Monday, April 11, 2005

it's a rabbit -- no, it's a duck -- no, it's a rabbit...


I've been reading about phase transitions in one of the books I've got on the go. A phase transition, as I understand it so far, describes the behaviour of an entity that switches from one state to another, with no intermediate states. For example, H20 has three forms: solid (ice), liquid (water), and gas (steam). There are no intermediate forms -- as ice approaches the melting point, it doesn't get thick and sludgy: it goes straight from the solid to the liquid form. Similarly, when it boils, water turns into steam with no 'transitional' form.

Your brain does something analogous sometimes. For example, when you look at one of those visual illusions, like this famous one, and your brain flips from image to image, without them being able to coexist.
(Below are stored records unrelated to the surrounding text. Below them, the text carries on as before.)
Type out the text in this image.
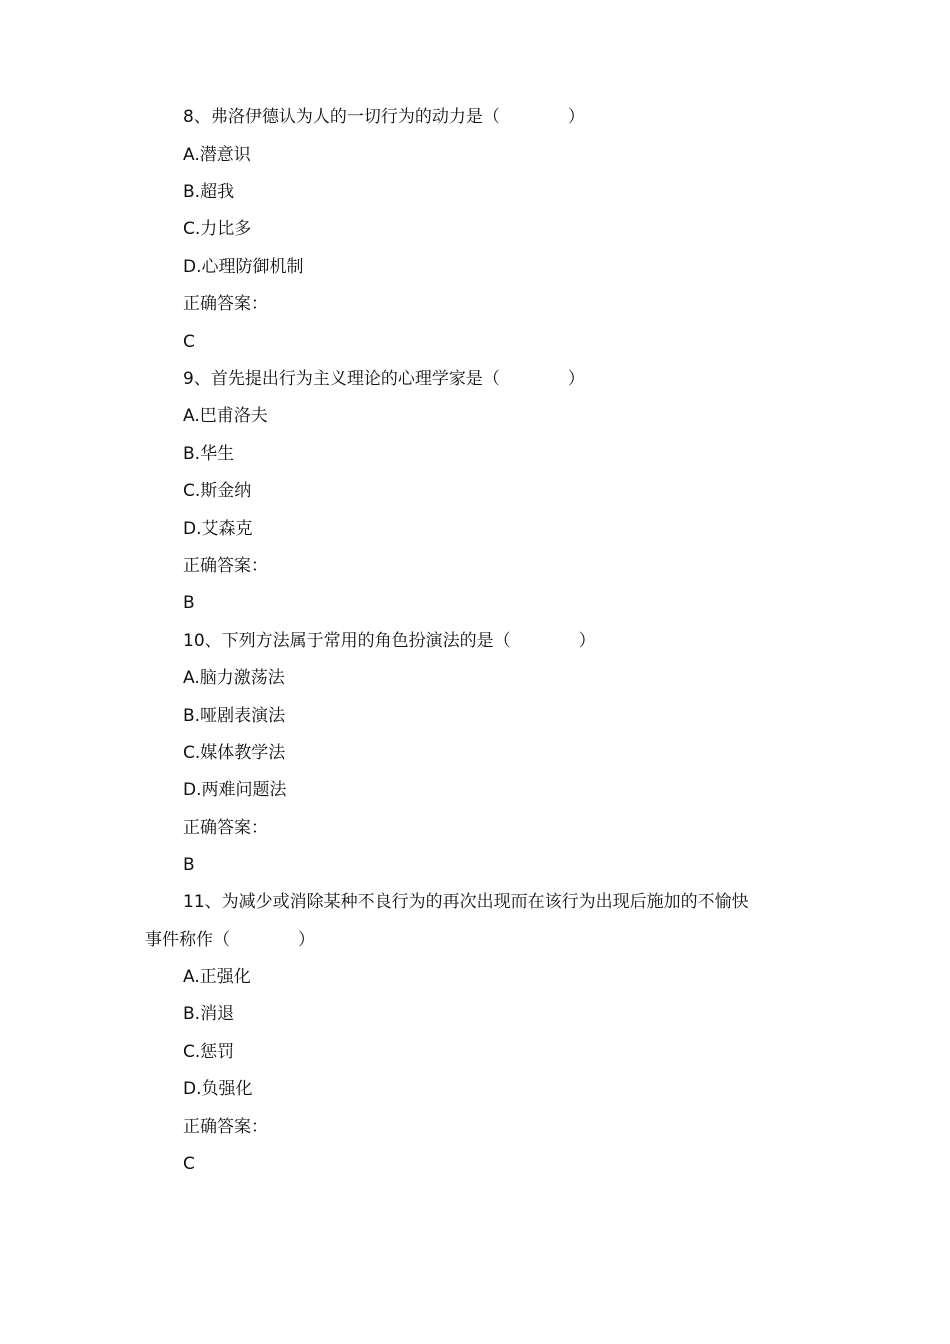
8、弗洛伊德认为人的一切行为的动力是（　　　　）
A.潜意识
B.超我
C.力比多
D.心理防御机制
正确答案：
C
9、首先提出行为主义理论的心理学家是（　　　　）
A.巴甫洛夫
B.华生
C.斯金纳
D.艾森克
正确答案：
B
10、下列方法属于常用的角色扮演法的是（　　　　）
A.脑力激荡法
B.哑剧表演法
C.媒体教学法
D.两难问题法
正确答案：
B
11、为减少或消除某种不良行为的再次出现而在该行为出现后施加的不愉快
事件称作（　　　　）
A.正强化
B.消退
C.惩罚
D.负强化
正确答案：
C
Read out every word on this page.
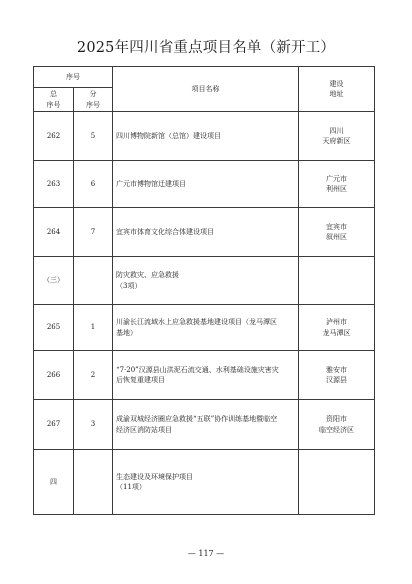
2025年四川省重点项目名单（新开工）
序号		项目名称	建设
地址

总
序号	分
序号		

262	5	四川博物院新馆（总馆）建设项目	四川
天府新区

263	6	广元市博物馆迁建项目	广元市
利州区

264	7	宜宾市体育文化综合体建设项目	宜宾市
叙州区

（三）		防灾救灾、应急救援
（3项）	

265	1	川渝长江流域水上应急救援基地建设项目（龙马潭区
基地）	泸州市
龙马潭区

266	2	“7·20”汉源县山洪泥石流交通、水利基础设施灾害灾
后恢复重建项目	雅安市
汉源县

267	3	成渝双城经济圈应急救援“五联”协作训练基地暨临空
经济区消防站项目	资阳市
临空经济区

四		生态建设及环境保护项目
（11项）	

— 117 —
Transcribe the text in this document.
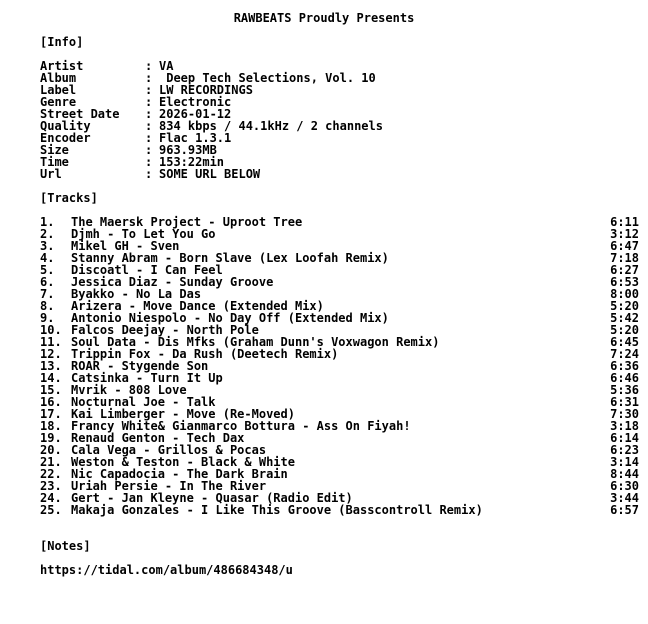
RAWBEATS Proudly Presents
[Info]
Artist	: VA
Album	: Deep Tech Selections, Vol. 10
Label	: LW RECORDINGS
Genre	: Electronic
Street Date : 2026-01-12
Quality	: 834 kbps / 44.1kHz / 2 channels
Encoder	: Flac 1.3.1
Size	: 963.93MB
Time	: 153:22min
Url	: SOME URL BELOW
[Tracks]
1. The Maersk Project - Uproot Tree	6:11
2. Djmh - To Let You Go	3:12
3. Mikel GH - Sven	6:47
4. Stanny Abram - Born Slave (Lex Loofah Remix)	7:18
5. Discoatl - I Can Feel	6:27
6. Jessica Diaz - Sunday Groove	6:53
7. Byakko - No La Das	8:00
8. Arizera - Move Dance (Extended Mix)	5:20
9. Antonio Niespolo - No Day Off (Extended Mix)	5:42
10. Falcos Deejay - North Pole	5:20
11. Soul Data - Dis Mfks (Graham Dunn's Voxwagon Remix)	6:45
12. Trippin Fox - Da Rush (Deetech Remix)	7:24
13. ROAR - Stygende Son	6:36
14. Catsinka - Turn It Up	6:46
15. Mvrik - 808 Love	5:36
16. Nocturnal Joe - Talk	6:31
17. Kai Limberger - Move (Re-Moved)	7:30
18. Francy White& Gianmarco Bottura - Ass On Fiyah!	3:18
19. Renaud Genton - Tech Dax	6:14
20. Cala Vega - Grillos & Pocas	6:23
21. Weston & Teston - Black & White	3:14
22. Nic Capadocia - The Dark Brain	8:44
23. Uriah Persie - In The River	6:30
24. Gert - Jan Kleyne - Quasar (Radio Edit)	3:44
25. Makaja Gonzales - I Like This Groove (Basscontroll Remix)	6:57
[Notes]
https://tidal.com/album/486684348/u
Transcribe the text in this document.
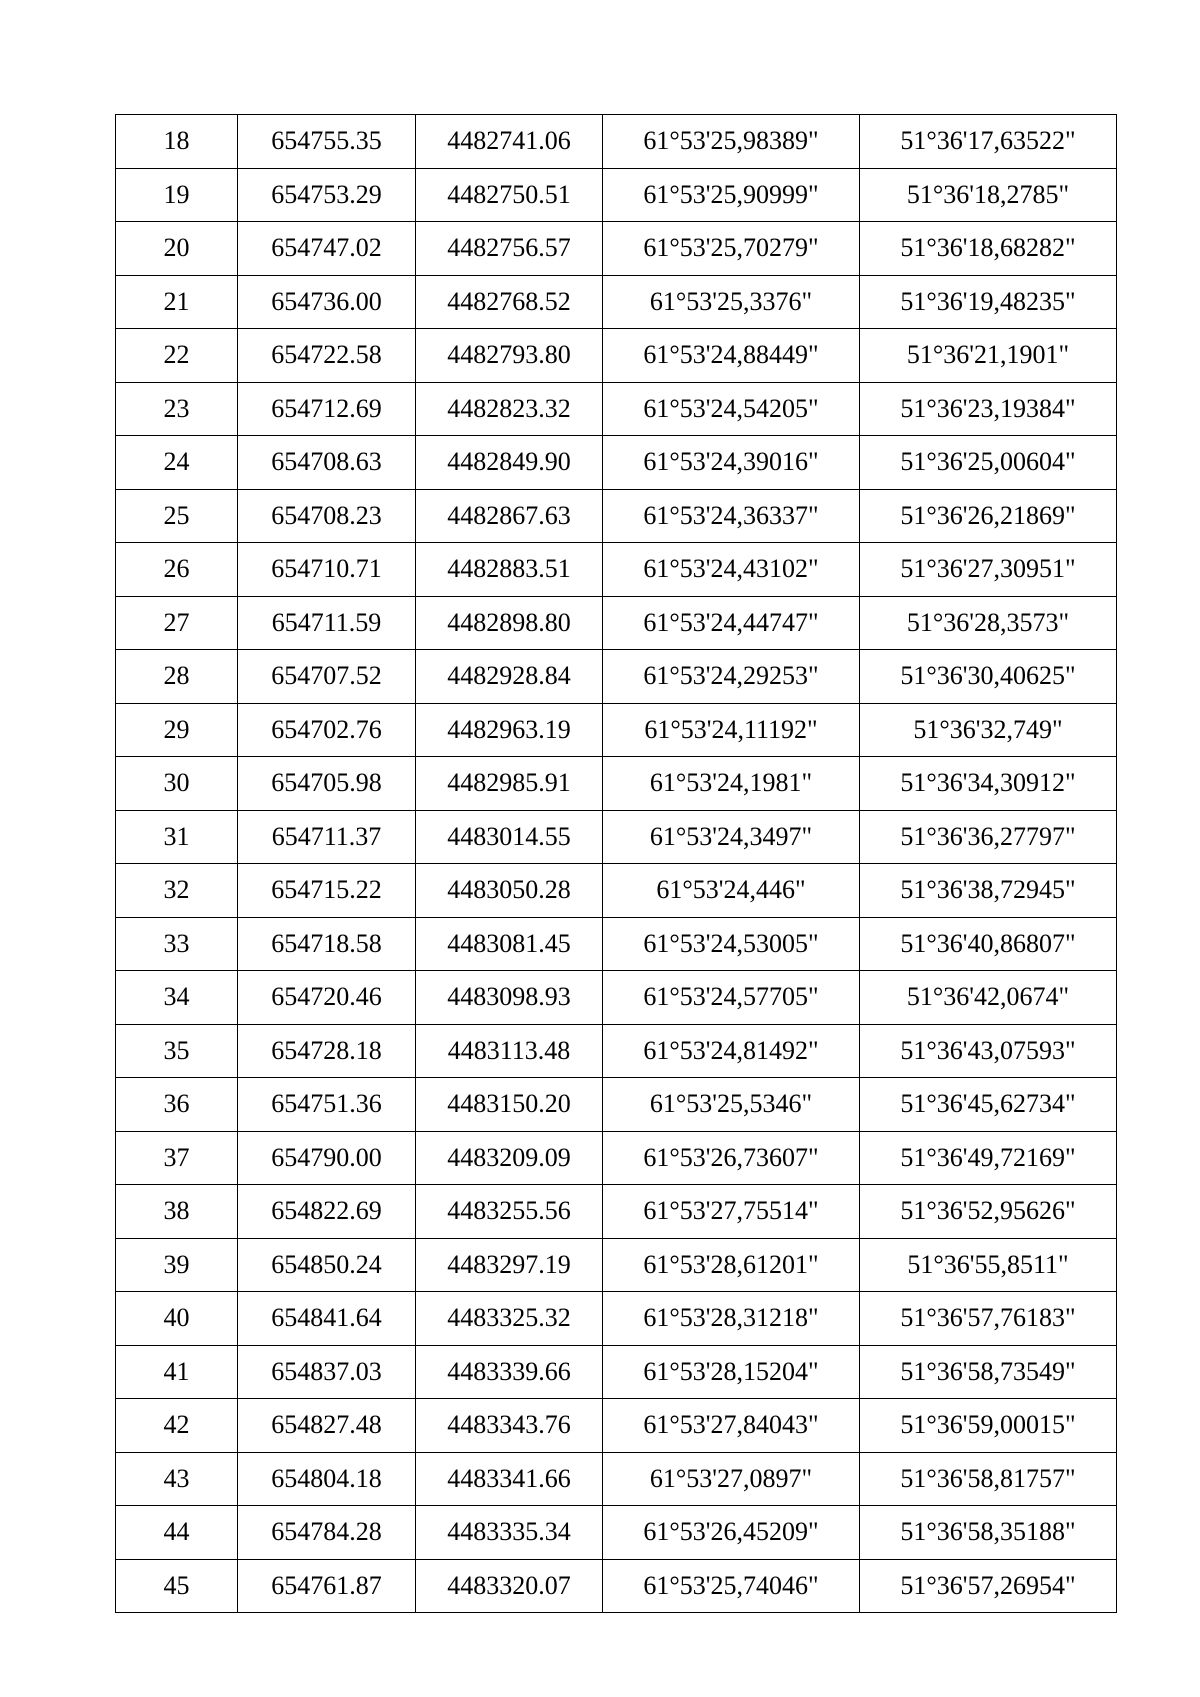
18	654755.35	4482741.06	61°53'25,98389"	51°36'17,63522"
19	654753.29	4482750.51	61°53'25,90999"	51°36'18,2785"
20	654747.02	4482756.57	61°53'25,70279"	51°36'18,68282"
21	654736.00	4482768.52	61°53'25,3376"	51°36'19,48235"
22	654722.58	4482793.80	61°53'24,88449"	51°36'21,1901"
23	654712.69	4482823.32	61°53'24,54205"	51°36'23,19384"
24	654708.63	4482849.90	61°53'24,39016"	51°36'25,00604"
25	654708.23	4482867.63	61°53'24,36337"	51°36'26,21869"
26	654710.71	4482883.51	61°53'24,43102"	51°36'27,30951"
27	654711.59	4482898.80	61°53'24,44747"	51°36'28,3573"
28	654707.52	4482928.84	61°53'24,29253"	51°36'30,40625"
29	654702.76	4482963.19	61°53'24,11192"	51°36'32,749"
30	654705.98	4482985.91	61°53'24,1981"	51°36'34,30912"
31	654711.37	4483014.55	61°53'24,3497"	51°36'36,27797"
32	654715.22	4483050.28	61°53'24,446"	51°36'38,72945"
33	654718.58	4483081.45	61°53'24,53005"	51°36'40,86807"
34	654720.46	4483098.93	61°53'24,57705"	51°36'42,0674"
35	654728.18	4483113.48	61°53'24,81492"	51°36'43,07593"
36	654751.36	4483150.20	61°53'25,5346"	51°36'45,62734"
37	654790.00	4483209.09	61°53'26,73607"	51°36'49,72169"
38	654822.69	4483255.56	61°53'27,75514"	51°36'52,95626"
39	654850.24	4483297.19	61°53'28,61201"	51°36'55,8511"
40	654841.64	4483325.32	61°53'28,31218"	51°36'57,76183"
41	654837.03	4483339.66	61°53'28,15204"	51°36'58,73549"
42	654827.48	4483343.76	61°53'27,84043"	51°36'59,00015"
43	654804.18	4483341.66	61°53'27,0897"	51°36'58,81757"
44	654784.28	4483335.34	61°53'26,45209"	51°36'58,35188"
45	654761.87	4483320.07	61°53'25,74046"	51°36'57,26954"
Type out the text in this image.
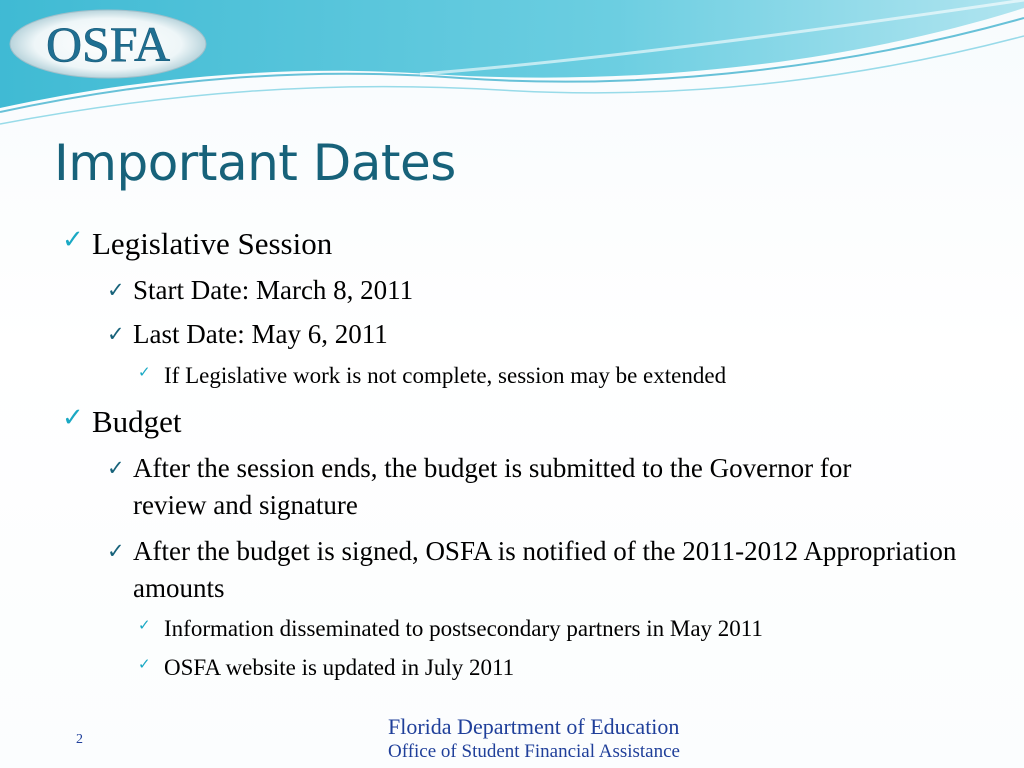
OSFA
Important Dates

✓ Legislative Session

✓ Start Date: March 8, 2011

✓ Last Date: May 6, 2011

✓ If Legislative work is not complete, session may be extended

✓ Budget

✓ After the session ends, the budget is submitted to the Governor for review and signature

✓ After the budget is signed, OSFA is notified of the 2011-2012 Appropriation amounts

✓ Information disseminated to postsecondary partners in May 2011

✓ OSFA website is updated in July 2011

Florida Department of Education
Office of Student Financial Assistance
2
There's also something similar going on (I think, perhaps naively), when what you've interpreted as one thing suddenly resolves itself into something else: like when you stare at a shape on the garden path, convinced that it's a bird sitting there; then the wind blows, and you realise that the 'bird' is a curled, dried leaf.

Cycling to work this morning, I emerged from thick mist into slightly clearer air (it made me think of the opening of the second episode of Band of Brothers, when the lone C-47 plane breaks out of the thick cloud and into the clearer night -- but I didn't do any of the sound effects, honest). I rounded the corner at the Wolvercote roundabout, and saw a shape on the cycle path ahead of me: it was a dark mass, with a rim of orangey red. It looked just like a hedgehog that's been badly crushed by a car -- the mass of dark body and prickles, and the brighter colour of the exposed viscera: I remember seeing one like that one morning when I was doing a milkround...driving along in the float on a beautiful summer morning, about six o'clock; the milkman stopped at the paper shop for his fags and porn magazine, and, as we drove back out onto the road, we passed a freshly-killed hedgehog, it's blood and flesh horribly bright, and glistening in the sunshine. I remember it made me feel a bit sick, to see that detail and colour so close.

Anyway, that's what I thought I was looking at this morning. As I got right up to it, though, veering aside a bit so that I wouldn't crush it any more, it resolved itself suddenly into the black and orange packaging of a Ginster's pasty thingy. I felt a proper nana, I can tell you (guv).

I never knew that they made them out of hedgehogs. Yuck.